The UAE’s constitution states that justice is the basis of government, which allows fairness, integrity and transparency to be entrenched in the judiciary, said Dr Hadef Al Daheri, Minister of Justice.

“In performing their duties, judges are independent and are influenced only by the rule of law and their own conscience,” Al Daheri said, quoting the country’s constitution.

Al Daheri was speaking to Gulf News on the eve of the verdict.

The case, being held in the State Security Court at the Federal Supreme Court in Abu Dhabi, will ultimately decide the fate of the alleged members of the Al Islah organisation, which is affiliated with the Egypt-based Muslim Brotherhood.

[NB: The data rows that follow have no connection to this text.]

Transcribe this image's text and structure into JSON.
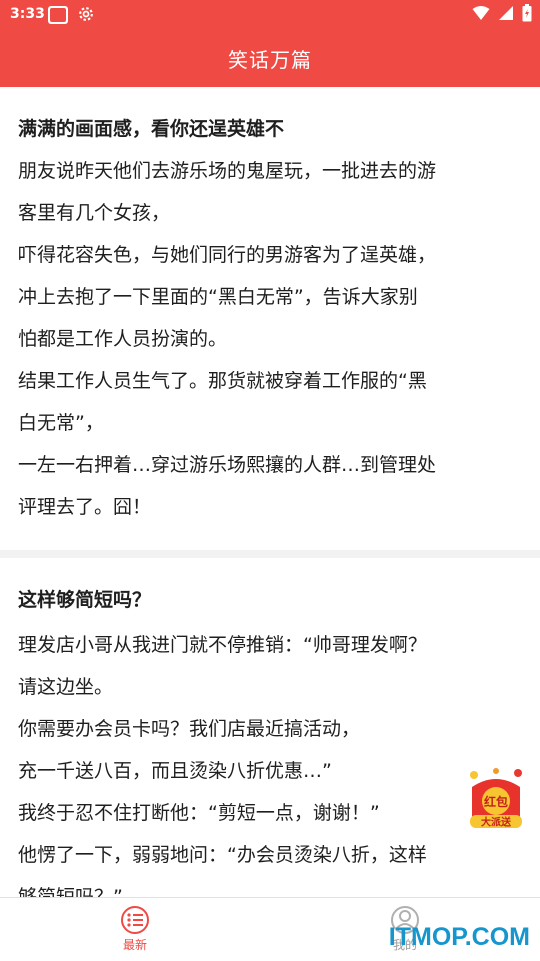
{
  "status_bar": {
    "time": "3:33"
  },
  "app_title": "笑话万篇",
  "jokes": [
    {
      "title": "满满的画面感，看你还逞英雄不",
      "lines": [
        "朋友说昨天他们去游乐场的鬼屋玩，一批进去的游",
        "客里有几个女孩，",
        "吓得花容失色，与她们同行的男游客为了逞英雄，",
        "冲上去抱了一下里面的“黑白无常”，告诉大家别",
        "怕都是工作人员扮演的。",
        "结果工作人员生气了。那货就被穿着工作服的“黑",
        "白无常”，",
        "一左一右押着…穿过游乐场熙攘的人群…到管理处",
        "评理去了。囧！"
      ]
    },
    {
      "title": "这样够简短吗？",
      "lines": [
        "理发店小哥从我进门就不停推销：“帅哥理发啊？",
        "请这边坐。",
        "你需要办会员卡吗？我们店最近搞活动，",
        "充一千送八百，而且烫染八折优惠…”",
        "我终于忍不住打断他：“剪短一点，谢谢！”",
        "他愣了一下，弱弱地问：“办会员烫染八折，这样",
        "够简短吗？”"
      ]
    }
  ],
  "floating_badge": {
    "line1": "红包",
    "line2": "大派送"
  },
  "bottom_nav": {
    "latest_label": "最新",
    "mine_label": "我的"
  },
  "watermark": "ITMOP.COM",
  "colors": {
    "primary": "#ef4a43",
    "inactive": "#9c9c9c",
    "watermark": "#1796ce"
  }
}
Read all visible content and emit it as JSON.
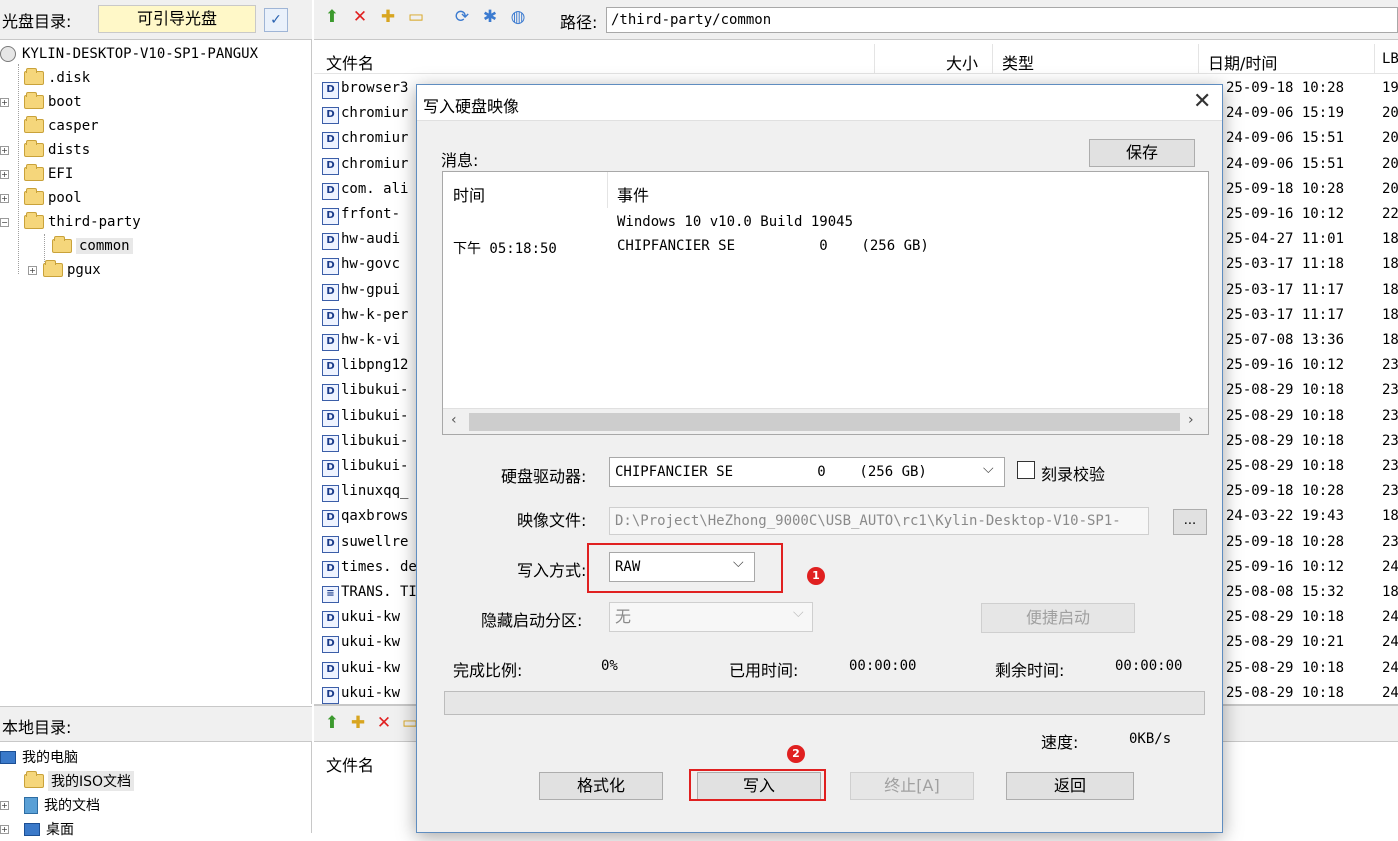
{
  "left_panel": {
    "disc_label": "光盘目录:",
    "disc_type": "可引导光盘",
    "tree": [
      {
        "label": "KYLIN-DESKTOP-V10-SP1-PANGUX"
      },
      {
        "label": ".disk"
      },
      {
        "label": "boot"
      },
      {
        "label": "casper"
      },
      {
        "label": "dists"
      },
      {
        "label": "EFI"
      },
      {
        "label": "pool"
      },
      {
        "label": "third-party"
      },
      {
        "label": "common"
      },
      {
        "label": "pgux"
      }
    ],
    "local_label": "本地目录:",
    "local_tree": [
      {
        "label": "我的电脑"
      },
      {
        "label": "我的ISO文档"
      },
      {
        "label": "我的文档"
      },
      {
        "label": "桌面"
      }
    ]
  },
  "right_panel": {
    "path_label": "路径:",
    "path_value": "/third-party/common",
    "columns": {
      "name": "文件名",
      "size": "大小",
      "type": "类型",
      "date": "日期/时间",
      "lba": "LB"
    },
    "files": [
      {
        "name": "browser3",
        "date": "25-09-18 10:28",
        "lba": "19"
      },
      {
        "name": "chromiur",
        "date": "24-09-06 15:19",
        "lba": "20"
      },
      {
        "name": "chromiur",
        "date": "24-09-06 15:51",
        "lba": "20"
      },
      {
        "name": "chromiur",
        "date": "24-09-06 15:51",
        "lba": "20"
      },
      {
        "name": "com. ali",
        "date": "25-09-18 10:28",
        "lba": "20"
      },
      {
        "name": "frfont-",
        "date": "25-09-16 10:12",
        "lba": "22"
      },
      {
        "name": "hw-audi",
        "date": "25-04-27 11:01",
        "lba": "18"
      },
      {
        "name": "hw-govc",
        "date": "25-03-17 11:18",
        "lba": "18"
      },
      {
        "name": "hw-gpui",
        "date": "25-03-17 11:17",
        "lba": "18"
      },
      {
        "name": "hw-k-per",
        "date": "25-03-17 11:17",
        "lba": "18"
      },
      {
        "name": "hw-k-vi",
        "date": "25-07-08 13:36",
        "lba": "18"
      },
      {
        "name": "libpng12",
        "date": "25-09-16 10:12",
        "lba": "23"
      },
      {
        "name": "libukui-",
        "date": "25-08-29 10:18",
        "lba": "23"
      },
      {
        "name": "libukui-",
        "date": "25-08-29 10:18",
        "lba": "23"
      },
      {
        "name": "libukui-",
        "date": "25-08-29 10:18",
        "lba": "23"
      },
      {
        "name": "libukui-",
        "date": "25-08-29 10:18",
        "lba": "23"
      },
      {
        "name": "linuxqq_",
        "date": "25-09-18 10:28",
        "lba": "23"
      },
      {
        "name": "qaxbrows",
        "date": "24-03-22 19:43",
        "lba": "18"
      },
      {
        "name": "suwellre",
        "date": "25-09-18 10:28",
        "lba": "23"
      },
      {
        "name": "times. de",
        "date": "25-09-16 10:12",
        "lba": "24"
      },
      {
        "name": "TRANS. TI",
        "date": "25-08-08 15:32",
        "lba": "18"
      },
      {
        "name": "ukui-kw",
        "date": "25-08-29 10:18",
        "lba": "24"
      },
      {
        "name": "ukui-kw",
        "date": "25-08-29 10:21",
        "lba": "24"
      },
      {
        "name": "ukui-kw",
        "date": "25-08-29 10:18",
        "lba": "24"
      },
      {
        "name": "ukui-kw",
        "date": "25-08-29 10:18",
        "lba": "24"
      }
    ],
    "local_col_name": "文件名"
  },
  "dialog": {
    "title": "写入硬盘映像",
    "messages_label": "消息:",
    "save_button": "保存",
    "log_col_time": "时间",
    "log_col_event": "事件",
    "log_line1": "Windows 10 v10.0 Build 19045",
    "log_time2": "下午 05:18:50",
    "log_line2": "CHIPFANCIER SE          0    (256 GB)",
    "drive_label": "硬盘驱动器:",
    "drive_value": "CHIPFANCIER SE          0    (256 GB)",
    "verify_label": "刻录校验",
    "image_label": "映像文件:",
    "image_value": "D:\\Project\\HeZhong_9000C\\USB_AUTO\\rc1\\Kylin-Desktop-V10-SP1-",
    "browse_button": "...",
    "method_label": "写入方式:",
    "method_value": "RAW",
    "hide_label": "隐藏启动分区:",
    "hide_value": "无",
    "quick_boot_button": "便捷启动",
    "complete_label": "完成比例:",
    "complete_value": "0%",
    "elapsed_label": "已用时间:",
    "elapsed_value": "00:00:00",
    "remaining_label": "剩余时间:",
    "remaining_value": "00:00:00",
    "progress": 0,
    "speed_label": "速度:",
    "speed_value": "0KB/s",
    "format_button": "格式化",
    "write_button": "写入",
    "stop_button": "终止[A]",
    "back_button": "返回",
    "marker1": "1",
    "marker2": "2"
  }
}
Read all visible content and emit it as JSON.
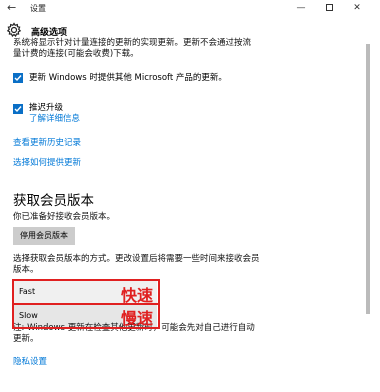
{
  "window": {
    "back_glyph": "←",
    "title": "设置",
    "minimize_glyph": "—",
    "close_glyph": "✕"
  },
  "header": {
    "icon": "gear-icon",
    "title": "高级选项"
  },
  "content": {
    "cut_text_line1": "系统将显示针对计量连接的更新的实现更新。更新不会通过按流",
    "cut_text_line2": "量计费的连接(可能会收费)下载。",
    "checkbox_microsoft": {
      "label": "更新 Windows 时提供其他 Microsoft 产品的更新。",
      "checked": true
    },
    "checkbox_defer": {
      "label": "推迟升级",
      "checked": true
    },
    "learn_more_link": "了解详细信息",
    "view_history_link": "查看更新历史记录",
    "choose_delivery_link": "选择如何提供更新",
    "insider_section": {
      "title": "获取会员版本",
      "ready_text": "你已准备好接收会员版本。",
      "stop_button": "停用会员版本",
      "choose_text_line1": "选择获取会员版本的方式。更改设置后将需要一些时间来接收会员",
      "choose_text_line2": "版本。",
      "ring_options": [
        {
          "label": "Fast",
          "selected": true
        },
        {
          "label": "Slow",
          "selected": false
        }
      ],
      "note_line1": "注: Windows 更新在检查其他更新时，可能会先对自己进行自动",
      "note_line2": "更新。"
    },
    "privacy_link": "隐私设置"
  },
  "annotations": {
    "fast_label": "快速",
    "slow_label": "慢速",
    "color": "#e02020"
  },
  "colors": {
    "accent": "#0a6fc6",
    "link": "#0078d7"
  }
}
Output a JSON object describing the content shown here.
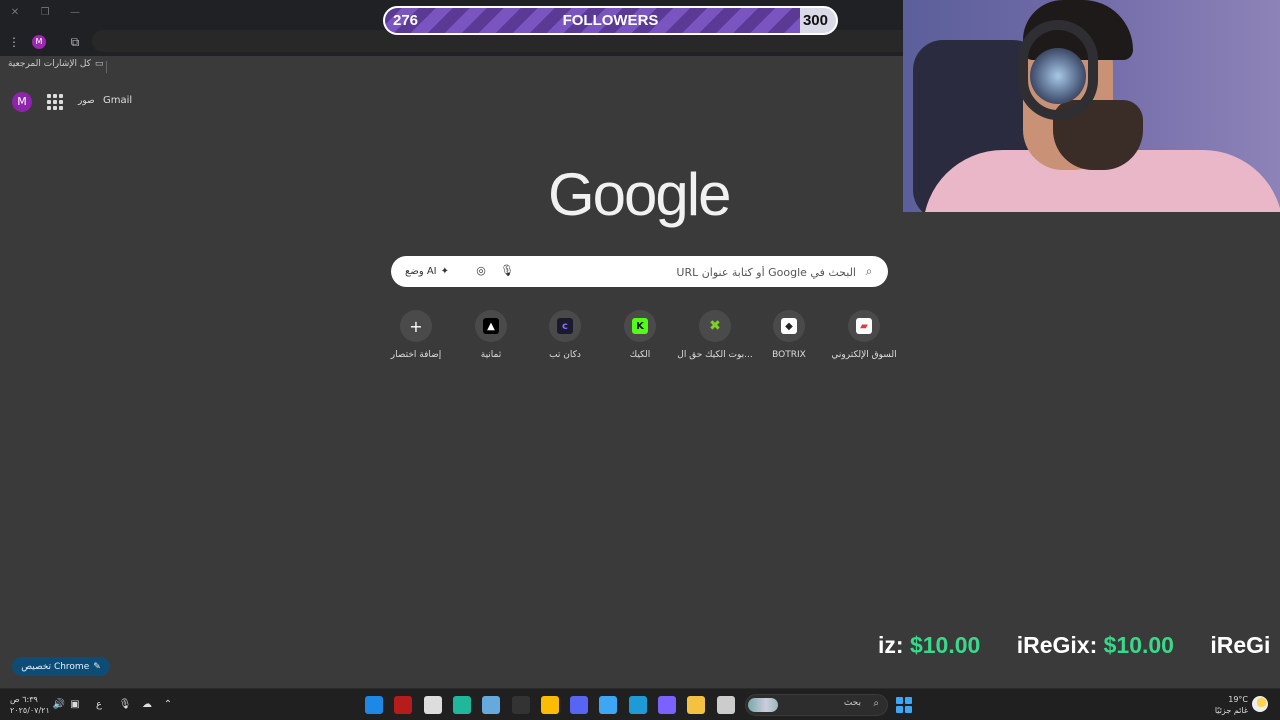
{
  "browser": {
    "avatar_letter": "M",
    "bookmarks": {
      "all_bookmarks_label": "كل الإشارات المرجعية"
    }
  },
  "google": {
    "logo": "Google",
    "gmail_link": "Gmail",
    "images_link": "صور",
    "avatar_letter": "M",
    "search_placeholder": "البحث في Google أو كتابة عنوان URL",
    "ai_mode_label": "وضع AI",
    "shortcuts": [
      {
        "label": "السوق الإلكتروني",
        "icon": "market-icon",
        "color": "#e53935"
      },
      {
        "label": "BOTRIX",
        "icon": "botrix-icon",
        "color": "#ffffff"
      },
      {
        "label": "بوت الكيك حق ال...",
        "icon": "kick-bot-icon",
        "color": "#7cd321"
      },
      {
        "label": "الكيك",
        "icon": "kick-icon",
        "color": "#53fc18"
      },
      {
        "label": "دكان تب",
        "icon": "dukan-icon",
        "color": "#6a3fd8"
      },
      {
        "label": "ثمانية",
        "icon": "thmanyah-icon",
        "color": "#000000"
      },
      {
        "label": "إضافة اختصار",
        "icon": "plus-icon",
        "color": "#ffffff"
      }
    ],
    "customize_label": "تخصيص Chrome"
  },
  "followers_goal": {
    "current": "276",
    "title": "FOLLOWERS",
    "goal": "300",
    "progress": 0.92
  },
  "donation_ticker": [
    {
      "name": "iz:",
      "amount": "$10.00"
    },
    {
      "name": "iReGix:",
      "amount": "$10.00"
    },
    {
      "name": "iReGi",
      "amount": ""
    }
  ],
  "taskbar": {
    "time": "٦:٣٩ ص",
    "date": "٢٠٢٥/٠٧/٢١",
    "lang": "ع",
    "search_label": "بحث",
    "weather_temp": "19°C",
    "weather_desc": "غائم جزئيًا",
    "apps": [
      {
        "name": "outlook-icon",
        "color": "#1e88e5"
      },
      {
        "name": "acrobat-icon",
        "color": "#b71c1c"
      },
      {
        "name": "obs-icon",
        "color": "#dddddd"
      },
      {
        "name": "terminal-icon",
        "color": "#1fb89a"
      },
      {
        "name": "steam-icon",
        "color": "#66aadd"
      },
      {
        "name": "epic-icon",
        "color": "#333333"
      },
      {
        "name": "chrome-icon",
        "color": "#fbbc04"
      },
      {
        "name": "discord-icon",
        "color": "#5865f2"
      },
      {
        "name": "store-icon",
        "color": "#3ea7f5"
      },
      {
        "name": "edge-icon",
        "color": "#1e9bd7"
      },
      {
        "name": "m365-icon",
        "color": "#7b61ff"
      },
      {
        "name": "explorer-icon",
        "color": "#f4c142"
      },
      {
        "name": "notepad-icon",
        "color": "#cccccc"
      }
    ]
  }
}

Al Daheri said the legal system of the UAE is in line with international laws that lead to the achievement of justice and the rule of law.

The minister said the UAE’s justice system leads the Middle East and North Africa in the rule of law according to the World Justice Project’s Rule of Law Index 2012-2013, which testifies to the great progress attained by the country’s criminal justice system.

Countries are judged by the non-profit group World Justice Project (WJP) on eight factors: fundamental rights, limits on government powers in the legal system, the absence of corruption, order and security, open government, regulatory enforcement, access to civil justice and effective criminal justice.

In all of these areas the UAE scored more highly than the other six Middle Eastern and North African countries studied – Egypt, Iran, Jordan, Lebanon, Morocco and Tunisia.

The index said the UAE is safe from crime and violence (ranking fifth in the world) and the civil court system is efficient and relatively independent. “Public institutions in the country are relatively well developed and free of corruption (ranking twenty-third globally), and government officers are held accountable for misconduct,” the index said.

However, Al Daher said, this is not enough as we aspire to become one of the world’s best countries in the rule of law in line with the UAE’s Vision 2021.

Al Daheri said the country’s legal system ensures that there is fairness across the board for those involved in the legal system, whether defendants, plaintiffs, or others. “The UAE’s justice system ensures that defendants are guaranteed fair trail without any interference by other authorities, respect of their human rights and the right to be presumed innocent until proved guilty.”

The UAE leaders, he said, are committed that laws of the country are on a par with those of advanced countries to secure fairness, transparency and independence.